Series was phenomenally popular in Japan and Latin America, but will English-speaking audiences show up?
Over the last few years, there’s been a rush of anime-to-live-action-film adaptations. The most recent, Ghost in the Shell, has received mixed reviews and struggled to gain traction at the box office, but that hasn’t stopped producers from green-lighting another non-Japanese live-action movie based on anime source material, and this time it’s Saint Seiya getting the nod.
In many ways, this is a head-scratcher. Saint Seiya, a story with heavy Greek mythology motifs, tells the story of a team of celestial warriors who fight against evil while wearing brightly shining armor and sporting high-volume hairdos. The original manga ran from 1986 to 1990 and was quickly adapted into an anime TV series, which then grew into a series of sequels and side projects which expanded the animated works to over 250 episodes and six animated theatrical features. Saint Seiya was a huge success in Japan, and while it’s lingering fanbase isn’t as active as the ones for, say, Dragon Ball or Sailor Moon, the franchise still has a strong nostalgic appeal.
▼ Nostalgic enough that you can find a few Saint Seiya stickers around our Tokyo office.
Likewise, Saint Seiya did well in overseas markets where it was quickly released, becoming especially popular in Spanish-speaking territories. However, the English-speaking anime fan community showed remarkably little interest in the franchise. During the U.S. anime boom of the late ‘90s, the series was too old to feel fresh and too new to feel venerable, receiving neither a reworked TV or authentic home video release, and also never made a major impact on the unofficial fansub front. Saint Seiya did finally come to the U.S. in 2003, but failed to light the (English-speaking) world on fire.
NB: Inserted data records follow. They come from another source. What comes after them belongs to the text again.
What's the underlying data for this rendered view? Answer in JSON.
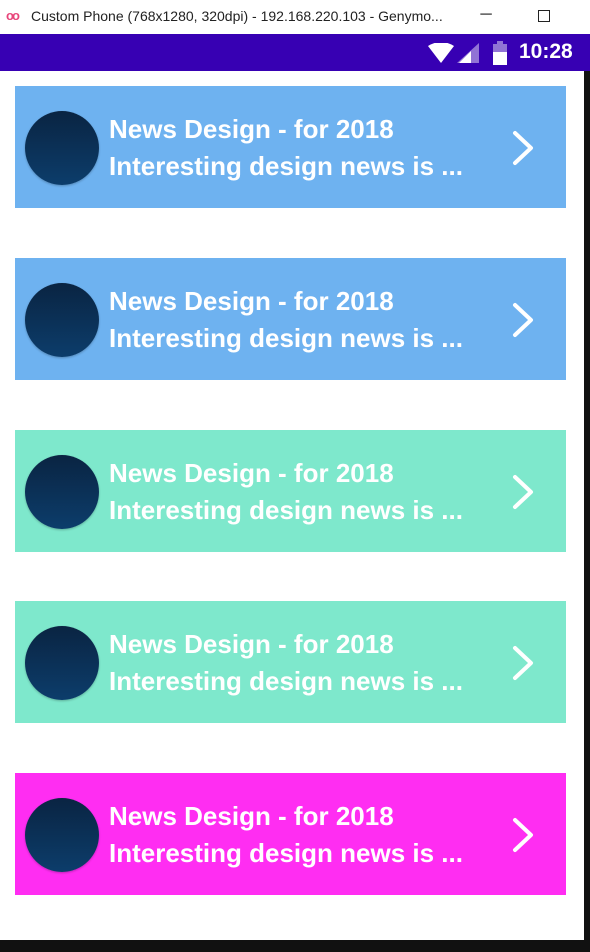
{
  "window": {
    "title": "Custom Phone (768x1280, 320dpi) - 192.168.220.103 - Genymo...",
    "logo": "oo",
    "minimize_glyph": "─"
  },
  "statusbar": {
    "time": "10:28",
    "color": "#3700b3"
  },
  "cards": [
    {
      "title": "News Design - for 2018",
      "subtitle": "Interesting design news is ...",
      "color": "#6eb2f0",
      "icon": "chevron-right-icon"
    },
    {
      "title": "News Design - for 2018",
      "subtitle": "Interesting design news is ...",
      "color": "#6eb2f0",
      "icon": "chevron-right-icon"
    },
    {
      "title": "News Design - for 2018",
      "subtitle": "Interesting design news is ...",
      "color": "#7ee8cc",
      "icon": "chevron-right-icon"
    },
    {
      "title": "News Design - for 2018",
      "subtitle": "Interesting design news is ...",
      "color": "#7ee8cc",
      "icon": "chevron-right-icon"
    },
    {
      "title": "News Design - for 2018",
      "subtitle": "Interesting design news is ...",
      "color": "#ff2df2",
      "icon": "chevron-right-icon"
    }
  ]
}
So it’s actually quite surprising that producers would want to put the time, effort, and money into making a live-action Hollywood movie out of Saint Seiya. Actually, though, it’s unclear how much involvement American film industry members will have. While Japanese media has been referring to the just-announced project as “the Hollywood Saint Seiya,” the production is a joint effort between Japan’s Toei Animation (rights holders of the Saint Seiya anime) and Chinese film distribution company A Really Good Film Company.
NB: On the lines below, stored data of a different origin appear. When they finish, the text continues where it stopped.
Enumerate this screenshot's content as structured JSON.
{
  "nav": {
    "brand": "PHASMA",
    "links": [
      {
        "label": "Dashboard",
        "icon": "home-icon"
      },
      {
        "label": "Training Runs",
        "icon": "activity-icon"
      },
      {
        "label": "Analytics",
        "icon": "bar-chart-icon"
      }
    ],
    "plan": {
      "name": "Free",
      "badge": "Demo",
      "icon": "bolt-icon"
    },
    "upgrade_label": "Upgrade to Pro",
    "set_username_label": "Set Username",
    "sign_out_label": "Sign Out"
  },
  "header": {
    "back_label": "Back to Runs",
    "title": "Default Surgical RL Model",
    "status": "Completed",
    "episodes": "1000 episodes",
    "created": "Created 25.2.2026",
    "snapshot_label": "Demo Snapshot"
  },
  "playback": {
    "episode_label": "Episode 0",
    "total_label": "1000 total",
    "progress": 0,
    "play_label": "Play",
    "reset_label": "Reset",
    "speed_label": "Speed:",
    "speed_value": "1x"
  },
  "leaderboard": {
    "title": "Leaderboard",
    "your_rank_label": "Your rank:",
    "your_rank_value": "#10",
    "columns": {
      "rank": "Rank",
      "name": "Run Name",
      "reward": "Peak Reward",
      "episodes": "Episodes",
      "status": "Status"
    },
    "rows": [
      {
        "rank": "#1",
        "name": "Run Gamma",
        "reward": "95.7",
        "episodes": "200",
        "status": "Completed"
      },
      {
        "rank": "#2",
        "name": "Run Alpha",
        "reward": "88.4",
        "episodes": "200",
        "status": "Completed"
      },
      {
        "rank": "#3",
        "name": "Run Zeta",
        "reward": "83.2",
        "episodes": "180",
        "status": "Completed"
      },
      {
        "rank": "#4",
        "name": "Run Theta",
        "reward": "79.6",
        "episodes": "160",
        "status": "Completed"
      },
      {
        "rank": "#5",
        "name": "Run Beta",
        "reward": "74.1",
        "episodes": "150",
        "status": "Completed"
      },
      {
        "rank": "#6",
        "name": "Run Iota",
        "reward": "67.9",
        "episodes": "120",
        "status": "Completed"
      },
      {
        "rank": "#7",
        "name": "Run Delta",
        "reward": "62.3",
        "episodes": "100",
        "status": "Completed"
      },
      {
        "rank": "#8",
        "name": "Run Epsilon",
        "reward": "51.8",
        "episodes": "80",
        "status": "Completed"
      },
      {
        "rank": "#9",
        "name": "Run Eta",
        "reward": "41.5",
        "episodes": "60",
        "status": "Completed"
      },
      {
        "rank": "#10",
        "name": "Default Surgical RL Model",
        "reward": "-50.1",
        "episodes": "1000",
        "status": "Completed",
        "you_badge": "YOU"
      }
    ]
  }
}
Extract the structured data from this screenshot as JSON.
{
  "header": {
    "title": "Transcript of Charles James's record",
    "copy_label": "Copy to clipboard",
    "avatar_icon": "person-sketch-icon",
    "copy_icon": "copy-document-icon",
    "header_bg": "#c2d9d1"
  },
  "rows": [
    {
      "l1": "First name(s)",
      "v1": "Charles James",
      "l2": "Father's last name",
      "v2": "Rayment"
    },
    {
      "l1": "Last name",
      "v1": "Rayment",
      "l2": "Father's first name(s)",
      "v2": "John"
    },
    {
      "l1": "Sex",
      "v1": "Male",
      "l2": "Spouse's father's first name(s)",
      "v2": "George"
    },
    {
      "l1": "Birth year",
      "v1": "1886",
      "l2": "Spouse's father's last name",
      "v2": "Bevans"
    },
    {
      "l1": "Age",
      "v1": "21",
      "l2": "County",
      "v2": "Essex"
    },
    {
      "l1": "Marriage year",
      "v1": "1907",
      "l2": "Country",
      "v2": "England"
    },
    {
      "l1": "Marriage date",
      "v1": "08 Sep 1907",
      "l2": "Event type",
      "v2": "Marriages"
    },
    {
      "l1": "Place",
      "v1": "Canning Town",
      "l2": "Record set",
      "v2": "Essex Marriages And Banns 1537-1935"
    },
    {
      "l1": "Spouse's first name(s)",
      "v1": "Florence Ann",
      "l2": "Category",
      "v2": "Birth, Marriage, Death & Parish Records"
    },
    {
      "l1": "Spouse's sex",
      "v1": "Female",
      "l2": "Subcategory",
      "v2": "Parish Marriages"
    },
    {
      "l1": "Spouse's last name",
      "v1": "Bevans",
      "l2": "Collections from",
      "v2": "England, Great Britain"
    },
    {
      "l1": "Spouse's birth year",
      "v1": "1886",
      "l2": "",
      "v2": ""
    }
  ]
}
As for individual staff members, Yoshiyuki Ikesawa, a Toei Animation producer, is slated to produce the film. Kozo Morishita, the director and producer of the first major arc of Saint Seiya, is attached to the project as an executive producer. Occupying the director’s chair will be Polish visual artist Tomasz Bagiński, the majority of whose work to this point has been in animated shorts such as the Academy Award-nominated The Cathedral and the opening sequences for the Witcher video games.
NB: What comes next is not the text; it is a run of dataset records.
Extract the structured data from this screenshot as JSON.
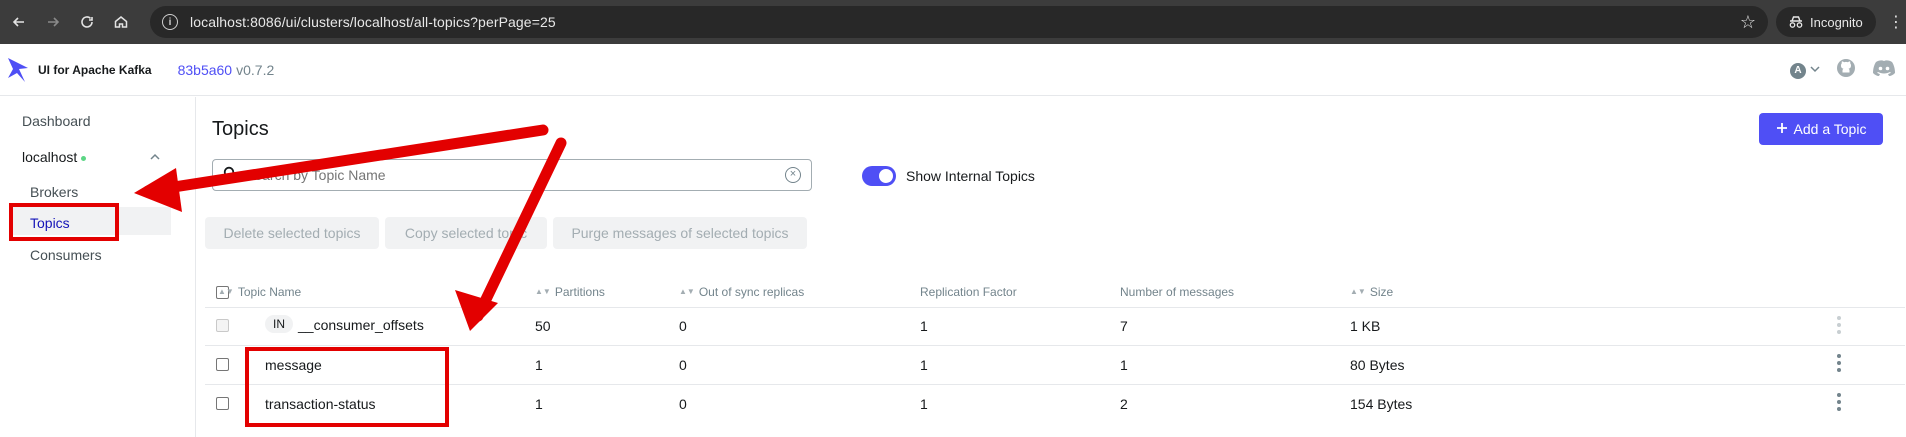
{
  "browser": {
    "url": "localhost:8086/ui/clusters/localhost/all-topics?perPage=25",
    "incognito_label": "Incognito"
  },
  "app": {
    "brand": "UI for Apache Kafka",
    "commit": "83b5a60",
    "version": "v0.7.2",
    "avatar_initial": "A"
  },
  "sidebar": {
    "dashboard": "Dashboard",
    "cluster": "localhost",
    "items": [
      "Brokers",
      "Topics",
      "Consumers"
    ],
    "active": "Topics"
  },
  "page": {
    "title": "Topics",
    "add_topic_label": "Add a Topic",
    "search_placeholder": "Search by Topic Name",
    "toggle_label": "Show Internal Topics",
    "toggle_on": true,
    "bulk_actions": [
      "Delete selected topics",
      "Copy selected topic",
      "Purge messages of selected topics"
    ]
  },
  "table": {
    "columns": [
      "Topic Name",
      "Partitions",
      "Out of sync replicas",
      "Replication Factor",
      "Number of messages",
      "Size"
    ],
    "rows": [
      {
        "internal_badge": "IN",
        "name": "__consumer_offsets",
        "partitions": "50",
        "out_of_sync": "0",
        "replication": "1",
        "messages": "7",
        "size": "1 KB"
      },
      {
        "name": "message",
        "partitions": "1",
        "out_of_sync": "0",
        "replication": "1",
        "messages": "1",
        "size": "80 Bytes"
      },
      {
        "name": "transaction-status",
        "partitions": "1",
        "out_of_sync": "0",
        "replication": "1",
        "messages": "2",
        "size": "154 Bytes"
      }
    ]
  },
  "colors": {
    "accent": "#4f4ff5",
    "annotation": "#e30000"
  }
}
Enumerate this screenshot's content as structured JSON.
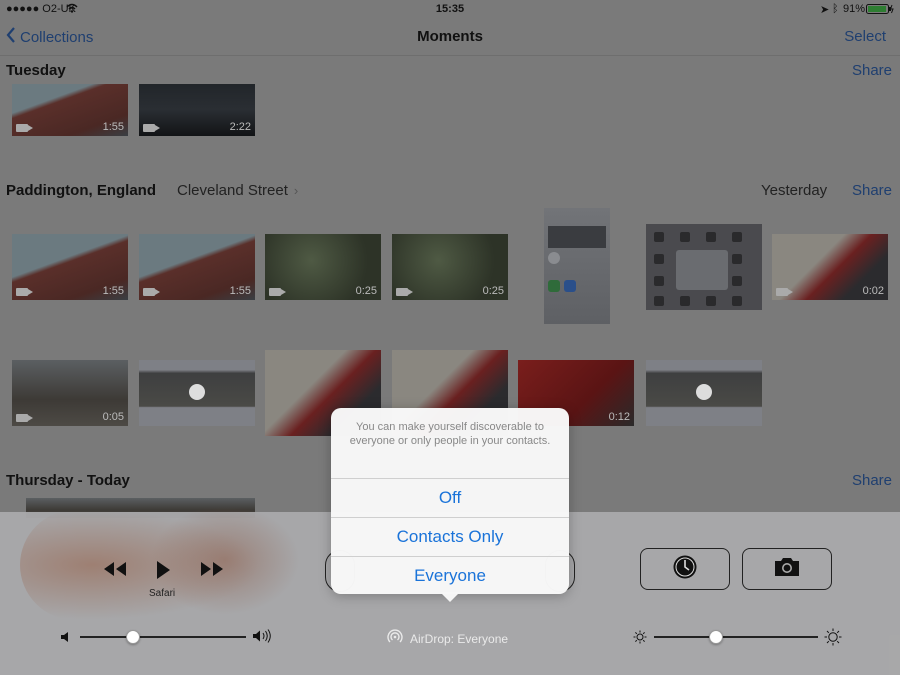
{
  "status_bar": {
    "carrier": "●●●●● O2-UK",
    "time": "15:35",
    "battery": "91%"
  },
  "nav": {
    "back_label": "Collections",
    "title": "Moments",
    "select_label": "Select"
  },
  "sections": [
    {
      "title": "Tuesday",
      "share": "Share",
      "durations": [
        "1:55",
        "2:22"
      ]
    },
    {
      "title": "Paddington, England",
      "subtitle": "Cleveland Street",
      "date": "Yesterday",
      "share": "Share",
      "row1_durations": [
        "1:55",
        "1:55",
        "0:25",
        "0:25",
        "",
        "",
        "0:02"
      ],
      "row2_durations": [
        "0:05",
        "",
        "",
        "",
        "0:12",
        ""
      ]
    },
    {
      "title": "Thursday - Today",
      "share": "Share"
    }
  ],
  "control_center": {
    "now_playing_app": "Safari",
    "airdrop_status": "AirDrop: Everyone",
    "volume_level": 0.32,
    "brightness_level": 0.38,
    "icons": [
      "rewind-icon",
      "play-icon",
      "fast-forward-icon",
      "timer-icon",
      "camera-icon",
      "airdrop-icon",
      "sun-icon",
      "volume-icon"
    ]
  },
  "airdrop_sheet": {
    "message": "You can make yourself discoverable to everyone or only people in your contacts.",
    "options": [
      "Off",
      "Contacts Only",
      "Everyone"
    ],
    "accent_color": "#1a73d9"
  }
}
Still, the upcoming film (for which no release date has been mentioned) is being referred to as a “Hollywood movie” which implies that the character dialogue will be in English, and Saint Seiya series creator Masami Kurumada has called it “an unprecedented Saint Seiya project for the whole world.”
Saint Seiya is likely to be a hard sell to U.S. audiences, however. The base concept of youths in ostentatious costumes fighting with superpowers is likely to produce a mental association with Super Sentai-style series such as the Power Rangers (a franchise which just had a live-action reboot open to lukewarm reactions in the U.S. in March). It’s going to take something very impressive to draw U.S. moviegoers to something based on an anime whose glory days were in the late 1980s, and with aesthetics that make it look even older than that.